PEKANBARU - Di tengah besarnya alokasi anggaran pendidikan dari APBD, DPRD Riau menekankan agar seleksi Bakal Calon Kepala Sekolah (BCKS) berjalan objektif, transparan, dan bebas intervensi, sehingga menghasilkan pemimpin sekolah yang benar-benar kompeten.
Ketua Komisi V DPRD Riau, Indra Gunawan Eet menilai, penempatan kepala sekolah bukan sekadar rotasi jabatan, melainkan keputusan strategis yang berdampak langsung pada kualitas pendidikan daerah.
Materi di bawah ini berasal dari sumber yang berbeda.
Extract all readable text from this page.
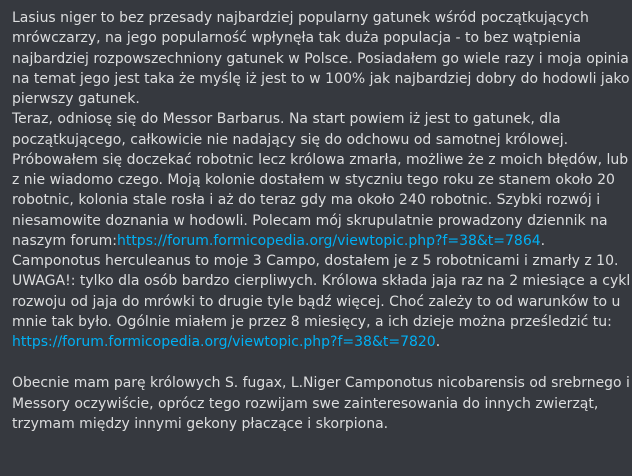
Lasius niger to bez przesady najbardziej popularny gatunek wśród początkujących
mrówczarzy, na jego popularność wpłynęła tak duża populacja - to bez wątpienia
najbardziej rozpowszechniony gatunek w Polsce. Posiadałem go wiele razy i moja opinia
na temat jego jest taka że myślę iż jest to w 100% jak najbardziej dobry do hodowli jako
pierwszy gatunek.
Teraz, odniosę się do Messor Barbarus. Na start powiem iż jest to gatunek, dla
początkującego, całkowicie nie nadający się do odchowu od samotnej królowej.
Próbowałem się doczekać robotnic lecz królowa zmarła, możliwe że z moich błędów, lub
z nie wiadomo czego. Moją kolonie dostałem w styczniu tego roku ze stanem około 20
robotnic, kolonia stale rosła i aż do teraz gdy ma około 240 robotnic. Szybki rozwój i
niesamowite doznania w hodowli. Polecam mój skrupulatnie prowadzony dziennik na
naszym forum:https://forum.formicopedia.org/viewtopic.php?f=38&t=7864.
Camponotus herculeanus to moje 3 Campo, dostałem je z 5 robotnicami i zmarły z 10.
UWAGA!: tylko dla osób bardzo cierpliwych. Królowa składa jaja raz na 2 miesiące a cykl
rozwoju od jaja do mrówki to drugie tyle bądź więcej. Choć zależy to od warunków to u
mnie tak było. Ogólnie miałem je przez 8 miesięcy, a ich dzieje można prześledzić tu:
https://forum.formicopedia.org/viewtopic.php?f=38&t=7820.
Obecnie mam parę królowych S. fugax, L.Niger Camponotus nicobarensis od srebrnego i
Messory oczywiście, oprócz tego rozwijam swe zainteresowania do innych zwierząt,
trzymam między innymi gekony płaczące i skorpiona.
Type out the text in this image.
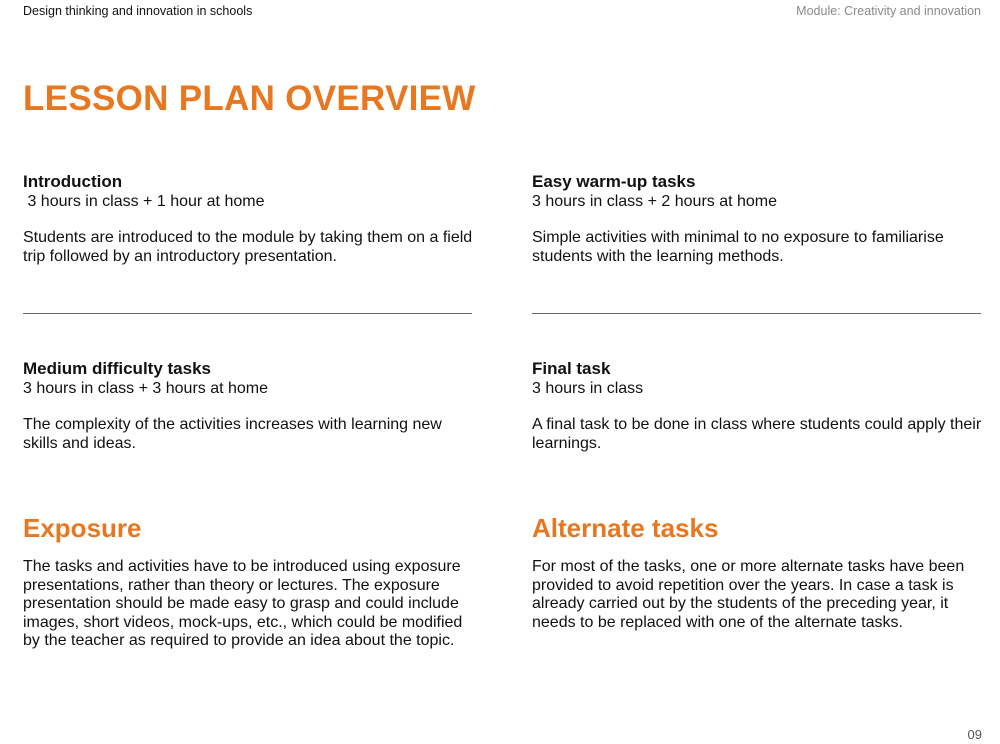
Design thinking and innovation in schools	Module: Creativity and innovation
LESSON PLAN OVERVIEW

Introduction

3 hours in class + 1 hour at home

Students are introduced to the module by taking them on a field trip followed by an introductory presentation.

Easy warm-up tasks

3 hours in class + 2 hours at home

Simple activities with minimal to no exposure to familiarise students with the learning methods.

Medium difficulty tasks

3 hours in class + 3 hours at home

The complexity of the activities increases with learning new skills and ideas.

Final task

3 hours in class

A final task to be done in class where students could apply their learnings.

Exposure

The tasks and activities have to be introduced using exposure presentations, rather than theory or lectures. The exposure presentation should be made easy to grasp and could include images, short videos, mock-ups, etc., which could be modified by the teacher as required to provide an idea about the topic.

Alternate tasks

For most of the tasks, one or more alternate tasks have been provided to avoid repetition over the years. In case a task is already carried out by the students of the preceding year, it needs to be replaced with one of the alternate tasks.

09
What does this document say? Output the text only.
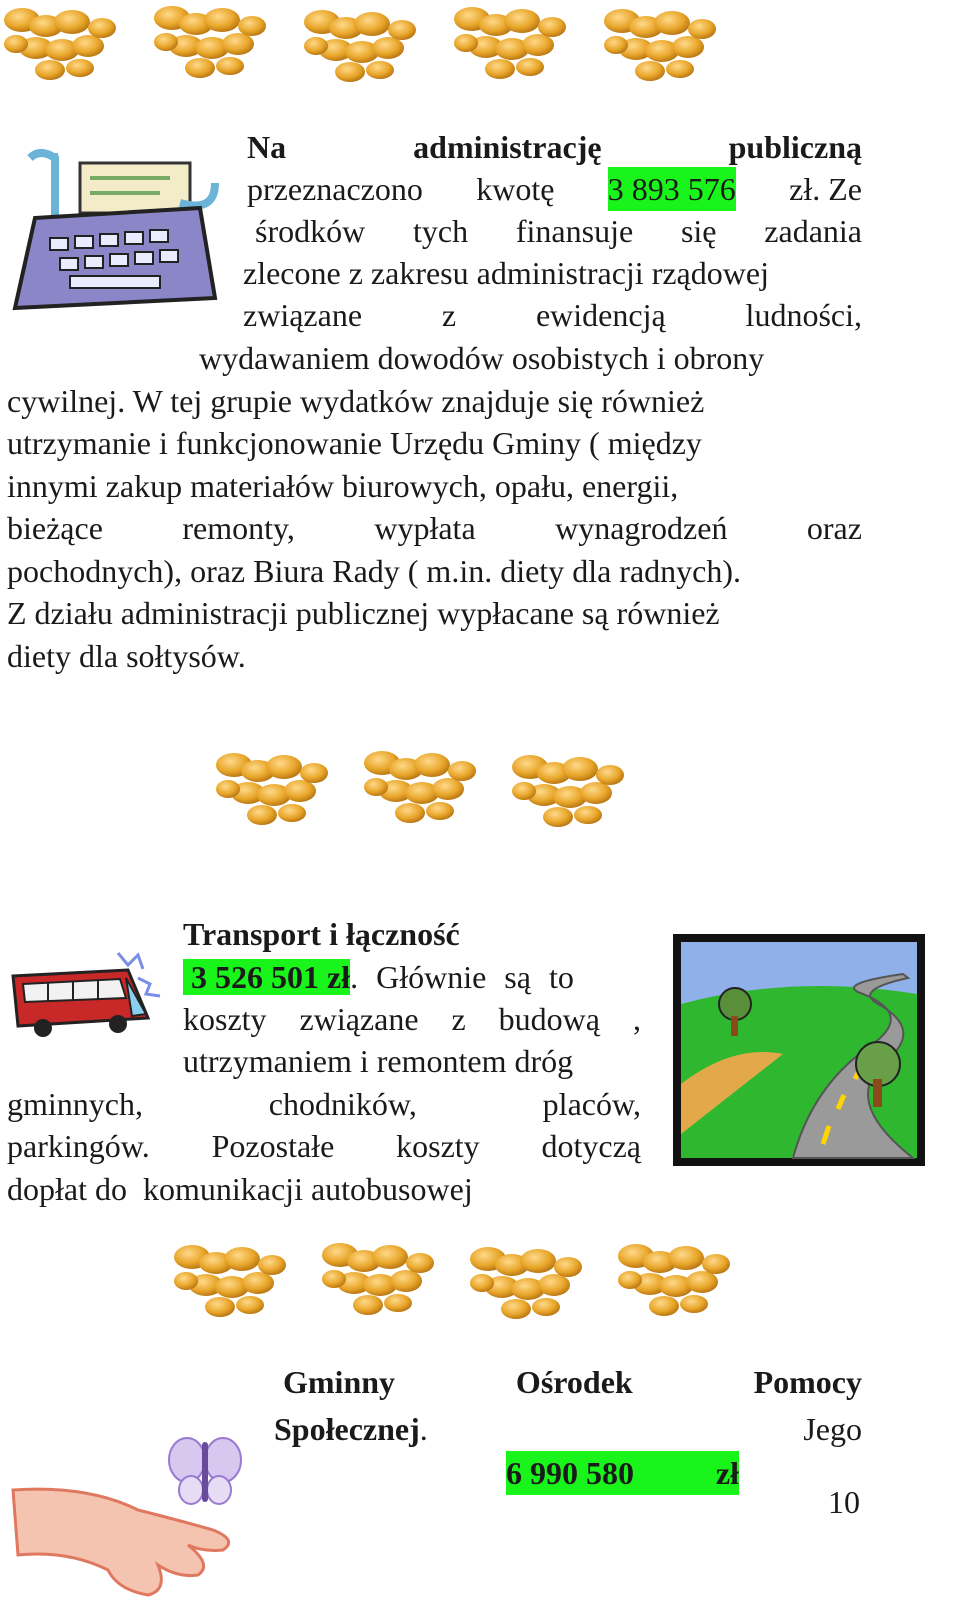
Na	administrację	publiczną
przeznaczono kwotę 3 893 576 zł. Ze
środków tych finansuje się zadania
zlecone z zakresu administracji rządowej
związane z ewidencją ludności,
wydawaniem dowodów osobistych i obrony
cywilnej. W tej grupie wydatków znajduje się również
utrzymanie i funkcjonowanie Urzędu Gminy ( między
innymi zakup materiałów biurowych, opału, energii,
bieżące remonty, wypłata wynagrodzeń oraz
pochodnych), oraz Biura Rady ( m.in. diety dla radnych).
Z działu administracji publicznej wypłacane są również
diety dla sołtysów.
Transport i łączność
3 526 501 zł. Głównie są to
koszty związane z budową ,
utrzymaniem i remontem dróg
gminnych,	chodników,	placów,
parkingów. Pozostałe koszty dotyczą
dopłat do  komunikacji autobusowej
Gminny	Ośrodek	Pomocy
Społecznej.
6 990 580	zł
Jego
10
“Ini menyangkut masa depan pendidikan Riau. Kita ingin kepala sekolah yang punya kelas, sesuai dengan profesinya, dan memiliki akreditasi yang jelas,” kata Indra.
Menurut Indra, mutu pendidikan tidak hanya bergantung pada kurikulum, tetapi juga pada kapasitas kepemimpinan di tingkat sekolah.
Karena itu, DPRD mendorong penilaian seleksi dilakukan secara mendalam, mencakup integritas, kapasitas manajerial, dan rekam jejak.
Ia juga mengingatkan, anggaran pendidikan bersifat mandatori dan tidak terpengaruh pemotongan dana Transfer ke Daerah (TKD). Dengan anggaran besar tersebut, hasil seleksi kepala sekolah dinilai harus sepadan.
“Kami di DPRD ingin ada perubahan ke arah yang lebih objektif. Tidak ada intervensi dalam seleksi ini, sehingga yang terpilih benar-benar berdasarkan kemampuan dan kompetensi,” tegasnya.
Saat ini, terdapat 69 sekolah di Riau yang masih dipimpin pelaksana tugas (Plt) kepala sekolah. Pemerintah Provinsi Riau menargetkan posisi tersebut segera diisi pejabat definitif.
Kadisdik Riau, Erisman Yahya menyebut, proses seleksi sedang berjalan di bawah koordinasi Sekdaprov Riau. Targetnya, pengumuman kepala sekolah definitif dilakukan paling lambat 9 Februari 2026 mendatang.
“Target kami 9 Februari mereka sudah definitif semua, tapi masih bisa berubah tergantung prosesnya, lebih cepat lebih baik,” ujar Erisman.
Ia menambahkan, percepatan ini juga merupakan tindak lanjut arahan Kementerian Pendidikan agar sekolah yang dipimpin Plt segera memiliki kepala sekolah definitif.
“Kita mengikuti arahan dari kementerian pendidikan, kementerian pendidikan meminta sekolah-sekolah yang dijabat Plt itu segera diisi pejabat definitif,” jelasnya.
Minat mengikuti seleksi tergolong tinggi. Tercatat 809 pendaftar dari berbagai sekolah di Riau, ditambah 12 peserta yang telah memiliki Sertifikat Bakal Calon Kepala Sekolah (BCKS), sehingga total mencapai 821 orang.
Erisman menegaskan, seleksi dilakukan berdasarkan rekam jejak dan prestasi, dibuktikan melalui dokumen pendukung masing-masing calon.
“Tetap berdasarkan rekam jejak dan prestasi, makanya semua dilampirkan, sertifikat dan prestasi lainnya,” tukasnya.
Ia menambahkan, peserta yang sudah mengantongi sertifikat calon kepala sekolah akan menjadi pertimbangan khusus dalam penilaian.
Besarnya jumlah peserta dan sorotan DPRD membuat seleksi ini menjadi ujian transparansi bagi tata kelola pendidikan di Riau.